As 13 New Deaths and 2,593 New Cases of COVID-19 are Confirmed, Revised Health Officer Order Requires Closure of Additional Indoor Operations and Sectors: Actions come as Public Health releases new K-12 protocol to provide “roadmap” to help schools plan for reopening

As COVID-19 cases and hospitalizations continue to rise here and across California, the Los Angeles County Health Officer Order will be modified today to align with Gov. Gavin Newsom’s directives to prevent more cases, more serious illnesses, increased hospitalizations and more deaths.

The Order requires the closure of additional indoor operations for certain sectors which promote the mixing of populations beyond households and make adherence to physical distancing with face coverings difficult:

Bars, indoor dining at restaurants, indoor museums, indoor operations at zoos and aquariums, and cardrooms and satellite wagering facilities remain closed in Los Angeles County, and all events and gatherings are prohibited unless specifically allowed by the Order.

As the new round of closures were announced, the Los Angeles County Department of Public Health (Public Health) also released reopening protocols for K through 12 schools in Los Angeles County. Developed in consultation with more than 500 stakeholders, the protocols are intended to serve as a roadmap for school districts as they plan how to reopen with as much safety as possible for students, teachers, staff and their families.

The protocols do not authorize schools to reopen for in person classroom instruction. School re-openings will be guided by the state and by each school district’s decision on how to best configure learning opportunities during the pandemic, considering the levels of community transmission and what the science tells us about the risks. For those schools that re-open their campuses, they will need to adhere to the public health and safety requirements detailed in the protocol released today.

Today’s announcements come as Public Health has confirmed 13 new deaths and 2,593 new cases of COVID-19. All of the 13 people who passed away were over the age of 65 years old and nine of these people had underlying health conditions.

Los Angeles County continues to see evidence of increased community spread of COVID-19. There are 2,056 people hospitalized, 28% of these people are confirmed cases in the ICU and 20% are confirmed cases on ventilators. This remains substantially higher than the 1,350 to 1,450 daily hospitalizations seen four weeks ago.

Testing results are available for over 1,338,000 individuals with 9% of all people testing positive.

To date, Public Health has identified 136,129 positive cases of COVID-19 across all areas of LA County, and a total of 3,822 deaths.

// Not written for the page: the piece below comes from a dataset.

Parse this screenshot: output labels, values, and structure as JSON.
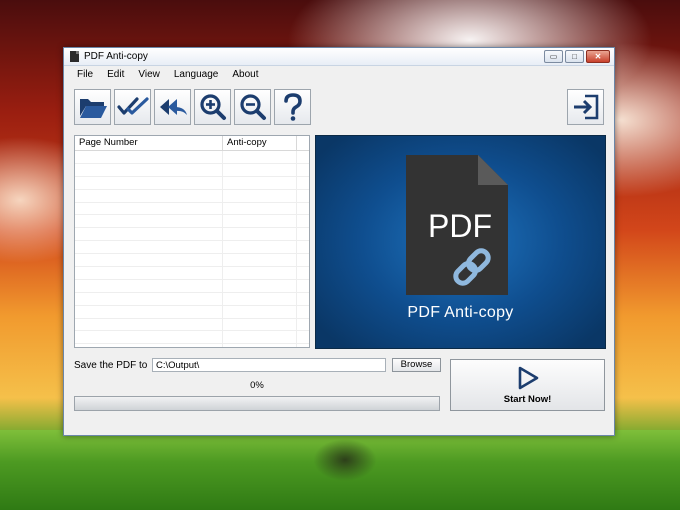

“For the many families that are mourning the loss of a loved one, our thoughts and prayers are with you ever day,” said Barbara Ferrer, PhD, MPH, MEd, Director of Public Health. “We continue to see inreased number of new cases and hospitalizations. To slow the spread and prevent more hospitalizations and deaths, everyone should limit their time with others not in your household. We must take this opportunity to get back to slowing the spread, but to do so, we need everyone's help. Please find ways to enjoy and celebrate summer only with those from your household, wear your face covering when out and wash your hands frequently.”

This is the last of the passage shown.